I was initially going to discuss Disney laying off 1000 employees. I still want to at some point, but something else came up that was more pressing. Jonathan McIntosh, host of YouTube channel Pop Culture Detective, released a short video on a left-field topic. In it, he discussed the possibility that both Superman and Zootopia 2 are Palestine allegories. I’m as shocked as you are.
I don’t mind McIntosh’s work. Like Anita Sarkeesian, he holds a valid space in pop culture discourse. I don’t agree with everything he says, but every so often he posts something that gets me thinking. I’ve even mentioned one of his videos in another piece. So what I’m about to say isn’t a critique of him in general.
That said, he’s reaching.
Honesty time: Palestinian self-determination matters. For as much as Palestinians have gotten the raw end of the deal, they’re human and deserve the same basic dignities as other humans. I don’t consider them monolithic either, and there are voices within their ranks worth listening to. However, The West has largely used them as pawns to further their own goals. And nowhere is this more-apparent than the aforementioned claim.

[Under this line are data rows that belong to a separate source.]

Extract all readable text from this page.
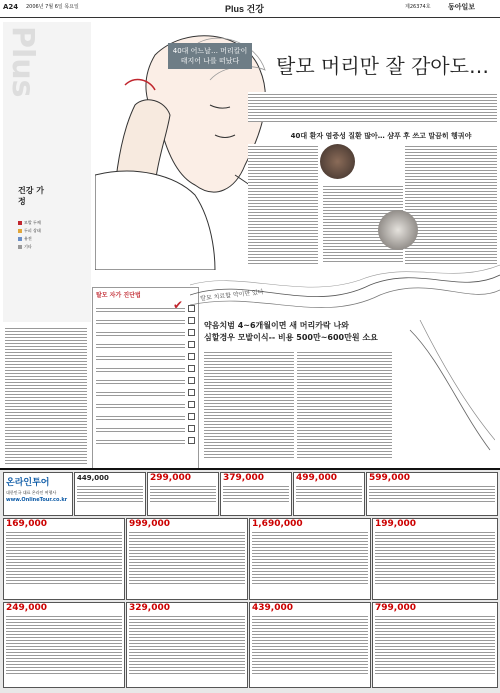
A24 2006년 7월 6일 목요일	Plus 건강	제26374호 동아일보
Plus
건강 가정
모발 두께
두피 상태
유전
기타
40대 어느날… 머리칼이 태지어 나를 떠났다
탈모 자가 진단법
✔
탈모 머리만 잘 감아도…
40대 환자 염증성 질환 많아… 샴푸 후 쓰고 말끔히 헹궈야
탈모 치료할 약이만 있다
약음치범 4~6개월이면 새 머리카락 나와
심할경우 모발이식-- 비용 500만~600만원 소요
온라인투어
대한민국 대표 온라인 여행사
www.OnlineTour.co.kr
449,000	299,000	379,000	499,000	599,000
169,000	999,000	1,690,000	199,000
249,000	329,000	439,000	799,000
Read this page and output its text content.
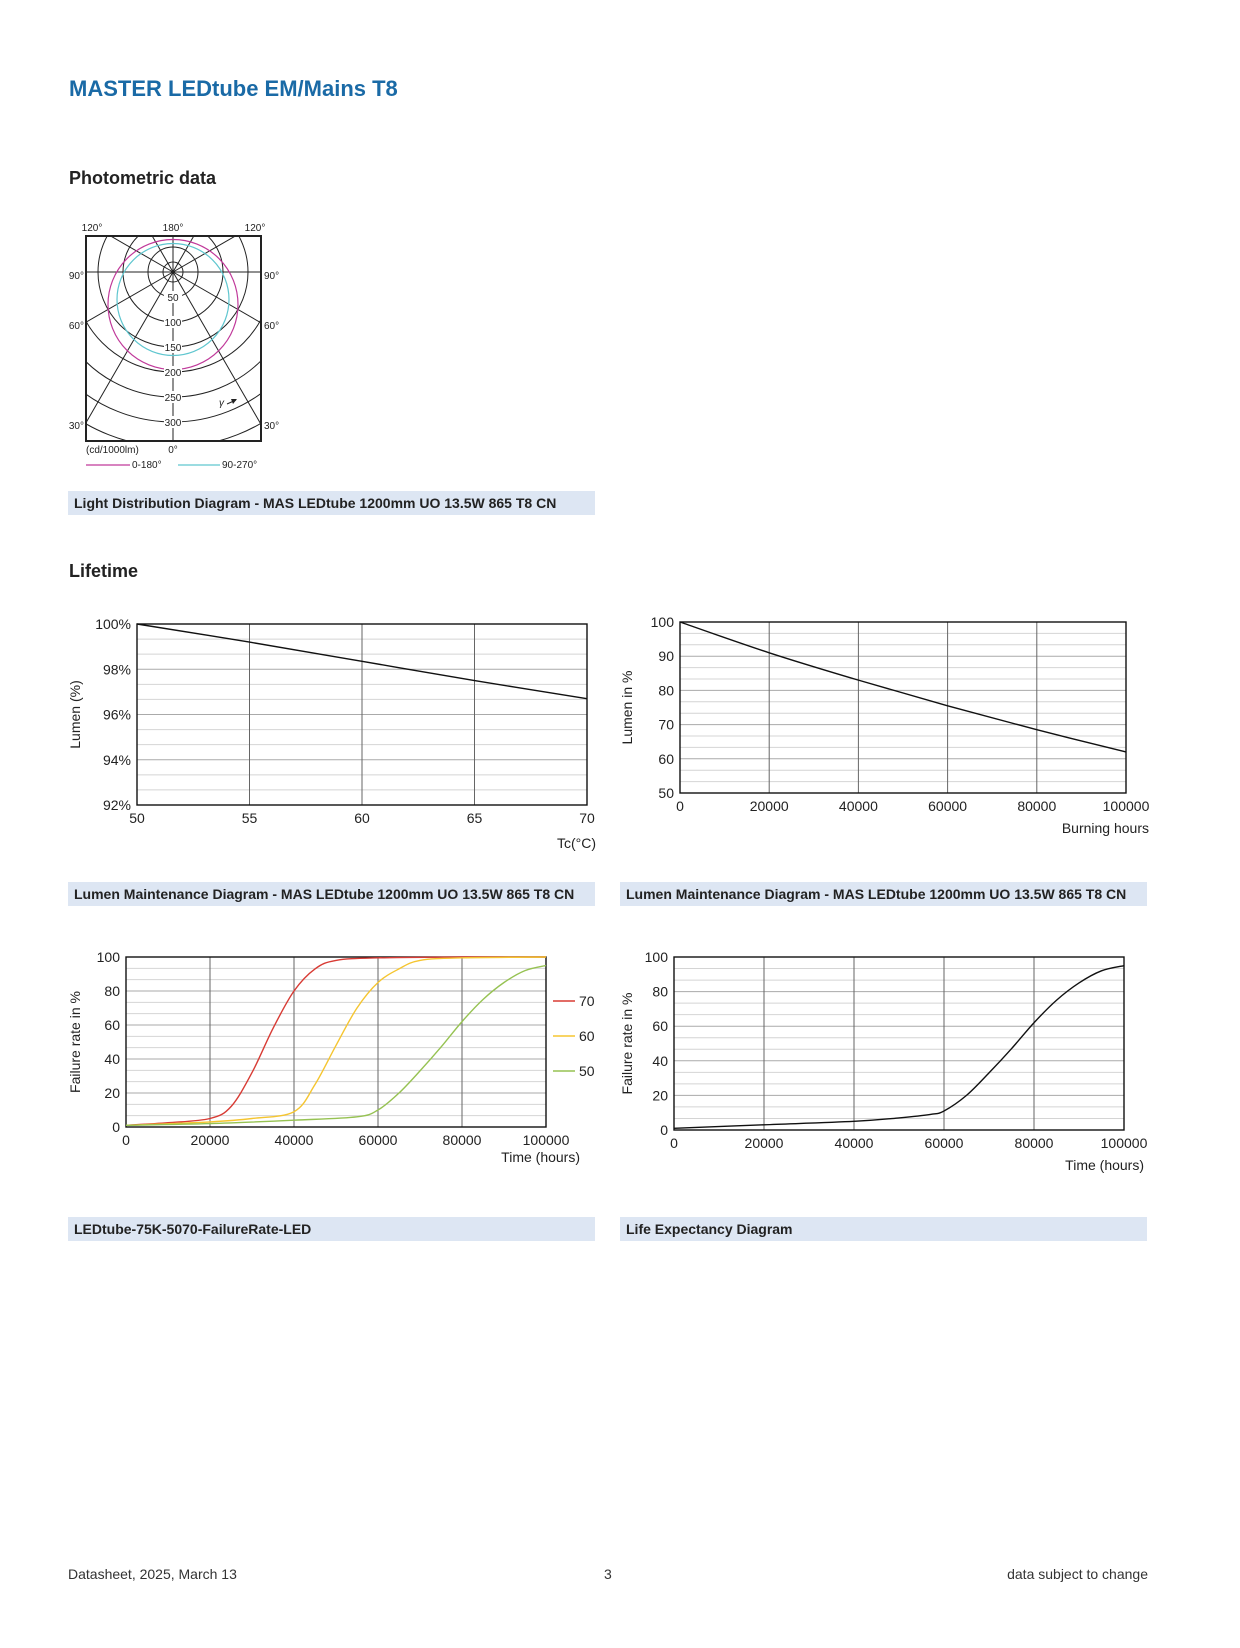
MASTER LEDtube EM/Mains T8
Photometric data
50
100
150
200
250
300
120°	180°	120°
90°	90°
60°	60°
30°	30°
0°
γ
(cd/1000lm)
0-180°	90-270°
Light Distribution Diagram - MAS LEDtube 1200mm UO 13.5W 865 T8 CN
Lifetime
92%
94%
96%
98%
100%
50	55	60	65	70
Tc(°C)
Lumen (%)
Lumen Maintenance Diagram - MAS LEDtube 1200mm UO 13.5W 865 T8 CN
50
60
70
80
90
100
0	20000	40000	60000	80000	100000
Burning hours
Lumen in %
Lumen Maintenance Diagram - MAS LEDtube 1200mm UO 13.5W 865 T8 CN
0
20
40
60
80
100
0	20000	40000	60000	80000	100000
Time (hours)
Failure rate in %	70
60
50
LEDtube-75K-5070-FailureRate-LED
0
20
40
60
80
100
0	20000	40000	60000	80000	100000
Time (hours)
Failure rate in %
Life Expectancy Diagram
Datasheet, 2025, March 13	3	data subject to change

When you stop and think about them, even for a minute, the parallels fall apart. For Superman, which I’ve covered before, the people of Jarhanpur being Palestinian stand-ins, while cute, doesn’t work because they could be any number of minority groups screwed by neighbouring powers: Armenians and the Turks. Rohingyas and Myanmar. Indians and Pakistanis and the British Empire. The list goes on. Boravia doesn’t fit neatly with Israel, either. Yes, Benjamin Netanyahu sucks, preferring to flex his ambitions over leading his people. And yes, Israel’s an American ally. But Boravia’s leader isn’t a 1:1 parallel, since Israel, while badly carrying it out, didn’t invade Gaza for no reason. It did so to eliminate Hamas and prevent another October 7th.
Zootopia 2’s parallels fall even flatter. For one, Israel wasn’t built on “stolen land”. Jews lived there for millennia, predating Palestinians. And two, the situation between Israel and Palestine is a byproduct of European interference, notably Britain and The USSR. Britain chopped up what they acquired from The Ottomans haphazardly, completely ignoring the people living there already. Meanwhile, The Soviets were willing to weaponize Arabian nationalism against the Jews as “punishment” for not living up to their Socialist ideals, even creating the Palestinian identity.

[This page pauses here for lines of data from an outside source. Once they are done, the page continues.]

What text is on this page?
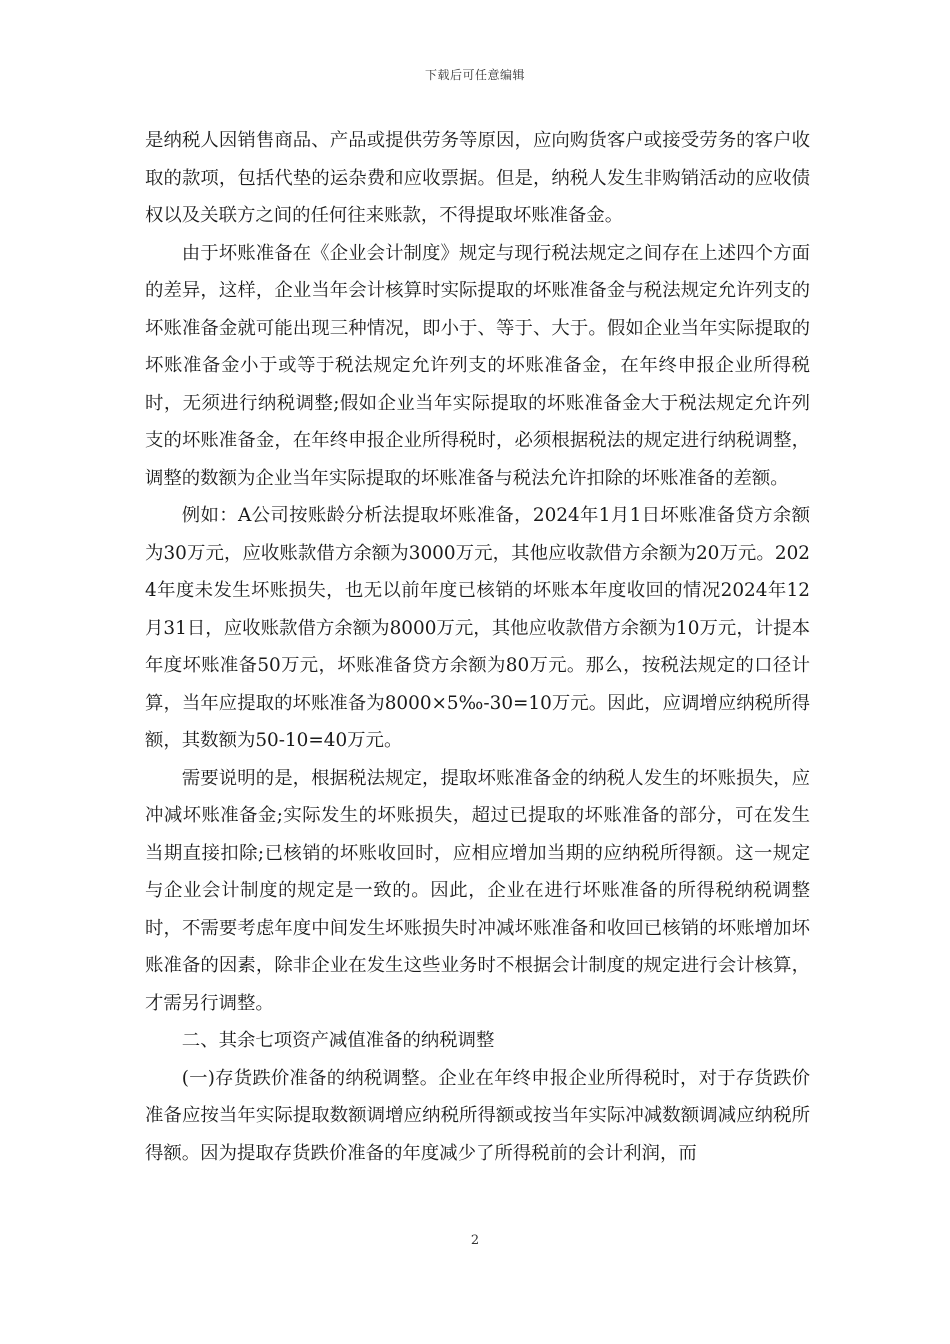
下载后可任意编辑

是纳税人因销售商品、产品或提供劳务等原因，应向购货客户或接受劳务的客户收取的款项，包括代垫的运杂费和应收票据。但是，纳税人发生非购销活动的应收债权以及关联方之间的任何往来账款，不得提取坏账准备金。

由于坏账准备在《企业会计制度》规定与现行税法规定之间存在上述四个方面的差异，这样，企业当年会计核算时实际提取的坏账准备金与税法规定允许列支的坏账准备金就可能出现三种情况，即小于、等于、大于。假如企业当年实际提取的坏账准备金小于或等于税法规定允许列支的坏账准备金，在年终申报企业所得税时，无须进行纳税调整;假如企业当年实际提取的坏账准备金大于税法规定允许列支的坏账准备金，在年终申报企业所得税时，必须根据税法的规定进行纳税调整，调整的数额为企业当年实际提取的坏账准备与税法允许扣除的坏账准备的差额。

例如：A公司按账龄分析法提取坏账准备，2024年1月1日坏账准备贷方余额为30万元，应收账款借方余额为3000万元，其他应收款借方余额为20万元。2024年度未发生坏账损失，也无以前年度已核销的坏账本年度收回的情况2024年12月31日，应收账款借方余额为8000万元，其他应收款借方余额为10万元，计提本年度坏账准备50万元，坏账准备贷方余额为80万元。那么，按税法规定的口径计算，当年应提取的坏账准备为8000×5‰-30=10万元。因此，应调增应纳税所得额，其数额为50-10=40万元。

需要说明的是，根据税法规定，提取坏账准备金的纳税人发生的坏账损失，应冲减坏账准备金;实际发生的坏账损失，超过已提取的坏账准备的部分，可在发生当期直接扣除;已核销的坏账收回时，应相应增加当期的应纳税所得额。这一规定与企业会计制度的规定是一致的。因此，企业在进行坏账准备的所得税纳税调整时，不需要考虑年度中间发生坏账损失时冲减坏账准备和收回已核销的坏账增加坏账准备的因素，除非企业在发生这些业务时不根据会计制度的规定进行会计核算，才需另行调整。

二、其余七项资产减值准备的纳税调整

(一)存货跌价准备的纳税调整。企业在年终申报企业所得税时，对于存货跌价准备应按当年实际提取数额调增应纳税所得额或按当年实际冲减数额调减应纳税所得额。因为提取存货跌价准备的年度减少了所得税前的会计利润，而

2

This isn’t to diminish the power imbalance between Israelis and Palestinians, particularly regarding settler violence. Nor do I wish to diminish how Israel’s current coalition has passed laws making the lives of Palestinians unbearable. This is real, serious and worth addressing. But claiming that Israelis “stole the birthright of” and “exiled” Palestinians misses how the Palestinian leadership has thrown them under the bus repeatedly. Not to mention, Palestinians have been persecuted by Israel’s neighbouring countries for roughly as long as Israel’s been independent.

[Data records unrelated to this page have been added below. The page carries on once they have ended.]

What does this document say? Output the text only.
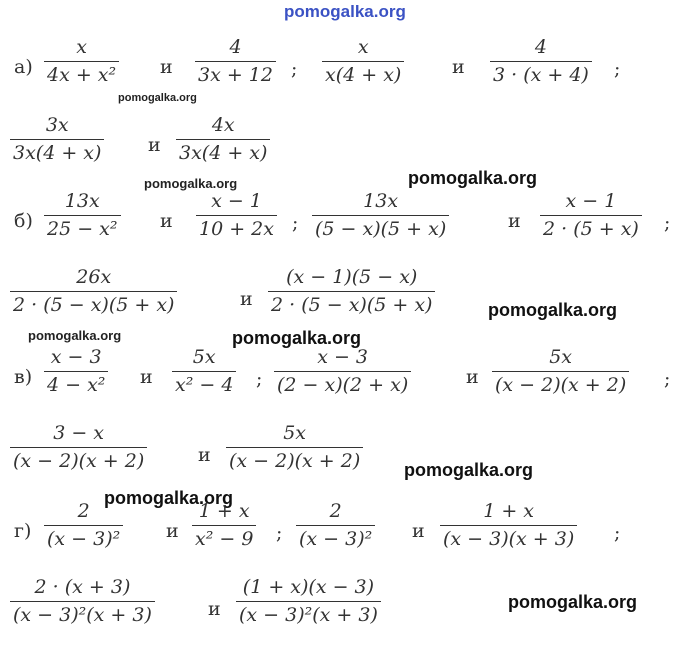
pomogalka.org
pomogalka.org
pomogalka.org	pomogalka.org
pomogalka.org
pomogalka.org	pomogalka.org
pomogalka.org
pomogalka.org
pomogalka.org
а)
x
4x + x² и
4
3x + 12 ;
x
x(4 + x)	и
4
3 · (x + 4) ;
3x
3x(4 + x) и
4x
3x(4 + x)
б)
13x
25 − x² и
x − 1
10 + 2x ;
13x
(5 − x)(5 + x)	и
x − 1
2 · (5 + x) ;
26x
2 · (5 − x)(5 + x)	и
(x − 1)(5 − x)
2 · (5 − x)(5 + x)
в)
x − 3
4 − x² и
5x
x² − 4 ;
x − 3
(2 − x)(2 + x)	и
5x
(x − 2)(x + 2) ;
3 − x
(x − 2)(x + 2)	и
5x
(x − 2)(x + 2)
г)
2
(x − 3)² и
1 + x
x² − 9 ;
2
(x − 3)² и
1 + x
(x − 3)(x + 3) ;
2 · (x + 3)
(x − 3)²(x + 3)	и
(1 + x)(x − 3)
(x − 3)²(x + 3)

I haven’t even mentioned how the Palestinian leadership isn’t the peaceful entity people believe. And yes, “The Death of the Author” is real. But so is reading into what isn’t there. It might feel good to make these parallels, but unless they hold up to scrutiny, they’re essentially head-canons. They’re not reality.
The parallels between Season 3 of The Mandalorian and the Jewish struggle in history are weightier anyway. Think about it: an exiled creed of warriors fight to reclaim their ancestral homeland from an imperial army. Sound familiar? I can go on all day here with examples, but it’d be redundant. Especially when I’ve already done that.
However, even those parallels have holes, particularly in how Mandalorians serve as mercenaries. Comparing them to Jews on that front sells Jews short. Besides, Star Wars, like Superman and Zootopia 2, is fiction. It might have real subtext, but that’s good storytelling. It’s not an absolute parallel.
I want to circle back to a specific point McIntosh brings up: that anyone calling out these reads is a conservative reactionary. That’s false. It’s actually offensive that he’d insinuate that, as Jewish history isn’t “inconvenient” when it doesn’t fit a narrative. History can’t be boiled down that way. McIntosh should know better, and I’m disappointed.
I know Palestinian identity gets the short end of the stick, even now. And I know people have gotten in trouble for expressing solidarity, whether legitimately or illegitimately. But geopolitical conflicts, particularly ones with history, can’t be boiled down to “right and wrong”. It’s reductive, and it’s a Western way of avoiding accountability for adding fuel to the fire. It also ignores nuance. So please, try to do better. I promise you’ll understand the world more effectively.
As for Jonathan McIntosh? I’ve said my piece. He’s entitled to feel what he feels, and I don’t begrudge his analysis. But he’s really off-base. That doesn’t mean I won’t watch his videos, but perhaps he’s bitten off more than he can chew here? I think so.